In order to understand the holding in Wilinski, one must consider what was transpiring at The Court at the time of the decision. There was an obvious philosophical difference with regard to the reach of 240(1). Judge Piggot led a faction consisting of him and Judges Graffeo and Read who interpreted 240(1) more restrictively and a faction led by Judge Lippman together with Judges Ciparick and Jones who interpreted 240(1) more liberally with Judge Smith as the swing vote. With the untimely death of Judge Jones and the retirement of Judge Ciparck at the end of the year it will be an interesting 2013 regarding The Court’s holdings in 240(1) cases. The majority opinion was written by Judge Ciparick who also wrote the opinion in Misseritti. She was joined by Judges Lippman, Jones and Smith.

In Wilinski The plaintiff and co-workers were demolishing brick walls at a warehouse. Previous demolition of the ceiling and floor above had left two vertical plumbing pipes unsecured. The pipes rose from the floor on which plaintiff was working approximately ten feet. Debris from a nearby wall that was being demolished hit the pipes causing them to fall over both of which struck the plaintiff who was 5’6″ tall. The Court stated the pipes thus fell approximately four feet. In rejecting the same level rule Judge Ciparick writing for the majority stated:

“Some New York courts have interpreted our decision in Misseritti v. Mark IV Constr. Co., 86 NY2d 487, 657 N.E.2d 1318, 634 N.Y.S.2d 35 [1995] to preclude recovery under Labor Law §240(1) where a worker sustains an injury caused by a falling object whose base stands at the same level as the worker. We reject that interpretation and hold that such a circumstance does not categorically bar the worker from recovery under section 240(1). However, in this case, an issue of fact exists as to whether the worker’s injury resulted from the lack of a statutorily prescribed protective device.”

In explaining why, in its opinion lower courts had been misinterpreting Misseritti, Judge Ciparick stated:

“In Narducci v. Manhasset Bay Assocs., (96 NY2d 259, 750 N.E.2d 1085, 727 N.Y.S.2d 37 [2001]), though we noted that section 240(1) applies to both ‘falling worker’ and ‘falling object’ cases, we declined to impose liability where a plaintiff was cut by a piece of glass that fell from a nearby window pane (id. at 267). We concluded that ‘[t]his was not a situation where a hoisting or securing device of the kind enumerated in the statute would have been necessary or even expected’ and that the absence of such a device ‘did not cause the falling glass here’ (id. at 268-269). Therefore, the accident was outside the scope of section 240(1) (see id.).

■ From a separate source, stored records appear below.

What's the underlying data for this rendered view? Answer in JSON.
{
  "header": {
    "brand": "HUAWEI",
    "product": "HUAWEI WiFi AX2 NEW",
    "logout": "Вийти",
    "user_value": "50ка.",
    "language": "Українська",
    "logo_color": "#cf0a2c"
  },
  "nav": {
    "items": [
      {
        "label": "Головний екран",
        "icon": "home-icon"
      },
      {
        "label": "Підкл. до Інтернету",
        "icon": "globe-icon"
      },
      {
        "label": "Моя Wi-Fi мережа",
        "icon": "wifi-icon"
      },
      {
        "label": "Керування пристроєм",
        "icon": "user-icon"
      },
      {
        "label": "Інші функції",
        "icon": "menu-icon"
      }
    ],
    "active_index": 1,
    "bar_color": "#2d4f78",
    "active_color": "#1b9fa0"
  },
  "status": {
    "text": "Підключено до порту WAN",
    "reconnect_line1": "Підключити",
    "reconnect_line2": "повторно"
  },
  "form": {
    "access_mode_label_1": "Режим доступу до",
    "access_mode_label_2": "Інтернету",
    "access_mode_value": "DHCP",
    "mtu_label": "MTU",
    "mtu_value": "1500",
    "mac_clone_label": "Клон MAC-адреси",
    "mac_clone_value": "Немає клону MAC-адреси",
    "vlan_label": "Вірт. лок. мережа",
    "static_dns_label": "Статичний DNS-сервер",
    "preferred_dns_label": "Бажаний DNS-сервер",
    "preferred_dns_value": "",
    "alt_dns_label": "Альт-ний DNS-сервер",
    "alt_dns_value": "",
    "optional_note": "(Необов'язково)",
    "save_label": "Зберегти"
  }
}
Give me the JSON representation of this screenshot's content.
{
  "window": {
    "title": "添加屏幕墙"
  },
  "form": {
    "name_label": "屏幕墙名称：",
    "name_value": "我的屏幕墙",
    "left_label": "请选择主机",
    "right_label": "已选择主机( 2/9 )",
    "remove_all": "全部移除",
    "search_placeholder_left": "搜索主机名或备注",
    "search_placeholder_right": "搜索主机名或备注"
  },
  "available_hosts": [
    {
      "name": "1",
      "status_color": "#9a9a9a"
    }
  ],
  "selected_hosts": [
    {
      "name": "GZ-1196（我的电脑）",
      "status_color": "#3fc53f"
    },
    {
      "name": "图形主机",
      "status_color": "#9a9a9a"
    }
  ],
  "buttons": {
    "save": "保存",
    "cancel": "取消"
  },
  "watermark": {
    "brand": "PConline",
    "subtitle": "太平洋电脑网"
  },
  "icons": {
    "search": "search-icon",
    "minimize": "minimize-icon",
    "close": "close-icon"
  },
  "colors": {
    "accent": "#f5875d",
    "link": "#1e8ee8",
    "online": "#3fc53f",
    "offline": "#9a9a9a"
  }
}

In Misseritti, we applied a similar rationale. The plaintiff’s decedent in that case sustained severe injuries, leading to his eventual death, when a completed concrete firewall collapsed on top of him (see 86 NY2d at 489). Before the wall collapsed, ‘decedent and his co-worker had just dismantled the scaffolding used to erect the completed firewall and . . .[m]asons had not yet vertically braced the wall with the . . . planks it had on the work site’ (id. at 491). We held that section 240(1) did not apply to those facts, as the firewall did not collapse due to a failure to provide a protective device contemplated by the statute (see id.). We determined that, in fact, the kind of braces referred to in section 240(1) are ‘those used to support elevated work sites not braces designed to shore up or lend support to a ‘completed structure’ (id.). Thus the firewall’s collapse, though tragic in consequences, was simply ‘the type of peril a construction worker usually encounters on the job site.’ (id.).